We all know that “based on a true story” has varying degrees of truthfulness, and the same logic applies when we listen to comedians and artists talk about themselves. Where some comedians, like Bo Burnham, have established that their stage persona is vastly different from who they are in real life, Oswalt is open about the fact that the person he is as a comedian is fairly similar to the person he is day-to-day. “I’ve reached the point where me onstage is the same as me offstage.” Yet Morosini, even when playing a character that he wrote based on his own experience, veers more heavily towards the former, saying, “I guess I don’t see Franklin as me, necessarily…but I found it interesting, the idea of playing a side of myself and exploring a similar circumstance.”

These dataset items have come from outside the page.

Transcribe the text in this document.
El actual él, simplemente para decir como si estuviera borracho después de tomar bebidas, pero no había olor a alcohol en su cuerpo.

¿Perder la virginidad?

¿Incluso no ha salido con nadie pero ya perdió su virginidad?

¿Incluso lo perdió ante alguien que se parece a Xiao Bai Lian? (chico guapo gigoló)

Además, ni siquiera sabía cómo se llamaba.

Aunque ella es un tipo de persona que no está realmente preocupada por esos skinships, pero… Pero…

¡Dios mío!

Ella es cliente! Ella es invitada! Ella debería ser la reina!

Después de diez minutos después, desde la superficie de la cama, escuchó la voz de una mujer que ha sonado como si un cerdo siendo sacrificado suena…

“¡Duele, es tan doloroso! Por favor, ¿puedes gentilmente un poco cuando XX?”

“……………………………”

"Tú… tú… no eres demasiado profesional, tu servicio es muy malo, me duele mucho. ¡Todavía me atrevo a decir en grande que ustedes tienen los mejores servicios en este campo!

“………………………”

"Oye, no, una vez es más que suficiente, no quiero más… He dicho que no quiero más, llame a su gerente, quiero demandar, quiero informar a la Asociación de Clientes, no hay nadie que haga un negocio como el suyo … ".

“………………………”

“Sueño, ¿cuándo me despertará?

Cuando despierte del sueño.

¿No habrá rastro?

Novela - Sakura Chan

The core of the film is driven by the desire to empathize, both for the characters onscreen and for Morosini as a writer. “Oftentimes, when we’re in conflict with people, it’s easy to get locked into our own perspective around it,” said Morosini. “Looking at this moment through [my dad]’s point of view…was kind of this whimsical exercise in seeing how deeply I could feel his experience.” For Oswalt, having Chuck be a fully realized human trying his best rather than a one-sided villain helped him connect to the character as well. “Especially as a dad, I think there’s that thing of, ‘Oh, don’t I get credit for wanting to do the right thing?’ I’ve been guilty of that in my life.” Out of context, Chuck’s decision to catfish his son is questionable at best, but within the narrative structure of the film, we see how helpless he feels, and how that emotional distress impacts his decision making. It asks the audience to reconcile with the fact that, given the exact same circumstances, they would likely have done something equally as uncomfortable.

The act of finding laughs through discomfort is often used to classify “cringe comedy”, a genre of humor that relies on awkwardness, idiosyncrasies, and unease. Prominent examples of cringe comedy include things like The Eric Andre Show, or Nathan Fielder’s The Rehearsal, or practically any Sacha Baron Cohen character. Yet the cringey moments in I Love My Dad are not manufactured for the sole purpose of making a character, or by extension, the audience, uncomfortable. “The thing that makes us cringe more than anything, are times that we feel like we’ve been exposed,” notes Morosini. And since the characters are using online personas, being exposed—for looking different than your picture, for not being as cool as you are online, for being a completely different person—are always top of mind.

“It’s compassionate cringe,” Morosoni says, a situation where people are trying (and failing) to connect, but trying nonetheless. And truly, what is life if not a series of moments of compassionate cringe?

I Love My Dad is available now on Blu-Ray, DVD and On Demand.